Na última terça (07/10), o chefe de governo voltou a criticar a decisão do Copom sobre os juros básicos. “Nós não temos inflação de demanda”, disse Lula, durante reunião com jornalistas no Planalto, atirando contra o presidente do BC. “Acho que esse cidadão que foi indicado pelo Senado tem a possibilidade de maturar, de pensar e saber como é que vai cuidar desse país, porque ele tem muita responsabilidade”, completou.

Por um lado, economistas ouvidos pela DW afirmam que as pressões de Lula sobre Campos Neto para baixar a Selic são uma maneira de transferir a responsabilidade para a instituição por um provável baixo crescimento econômico neste ano – 0,8% segundo o Focus. Já os analistas políticos apontam para a proximidade do atual presidente do BC com o ex-presidente Bolsonaro, o que tem causado desconforto no governo atual.

Juros e inflação

A Selic regula o acesso ao crédito, com níveis mais altos levando, ao menos na teoria, a um menor consumo como forma de conter a inflação, mantendo-a dentro da meta, que é definida pelo Conselho Monetário Nacional (CMN), colegiado composto pelos ministros da Fazenda, Planejamento e pelo próprio presidente do BC.

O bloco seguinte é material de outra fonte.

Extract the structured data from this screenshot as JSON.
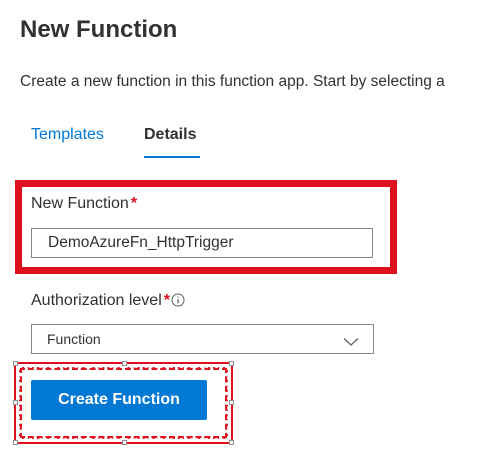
{
  "page": {
    "title": "New Function",
    "description": "Create a new function in this function app. Start by selecting a"
  },
  "tabs": [
    {
      "label": "Templates",
      "selected": false
    },
    {
      "label": "Details",
      "selected": true
    }
  ],
  "form": {
    "name_label": "New Function",
    "name_required_marker": "*",
    "name_value": "DemoAzureFn_HttpTrigger",
    "auth_label": "Authorization level",
    "auth_required_marker": "*",
    "auth_info_icon": "info-icon",
    "auth_value": "Function",
    "auth_dropdown_icon": "chevron-down-icon"
  },
  "actions": {
    "create_label": "Create Function"
  },
  "colors": {
    "accent": "#0078d4",
    "highlight": "#e0111f",
    "text": "#323130"
  }
}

Essa meta para este ano está em 3,25%, e conta com tolerância de 1,5% para cima e para baixo. De acordo com a última edição do Boletim Focus, a expectativa é que a inflação ultrapasse essa meta em 2023 (foi projetada em 5,79%, em pesquisa Focus do Copom, divulgada nesta segunda-feira, 13).

Isso aconteceu em 2022. Cada vez que a meta é estourada, o presidente do BC precisa prestar contas ao ministro da Fazenda, como ocorreu recentemente.

Além da Selic, as pressões sobre o BC também vêm recaindo na meta de inflação. Segundo Ecio Costa, o professor titular de Economia da Universidade Federal de Pernambuco (UFPE), mudar essas balizas econômicas “na marra” tampouco significaria um maior acesso ao crédito, porque o mercado continuaria cobrando mais caro pelo crédito. “Se você tira ou eleva essas expectativas, os juros não necessariamente vão cair, porque se a expectativa de inflação é mais alta, o mercado precifica os juros num patamar mais elevado, para justamente conter essa inflação”, explica.

Ele diz que os demais países emergentes têm seguido, no geral, metas de inflação de 3%, dentro do que é defendido pelo CMN. “Quando você tem esse processo inflacionário, os alimentos têm uma inflação mais alta que os demais itens. Se vai para 5% ou 6% no geral, para os mais pobres talvez esteja 10%, o que faz o poder de compra cair. Aí temos um problema sério”, complementa.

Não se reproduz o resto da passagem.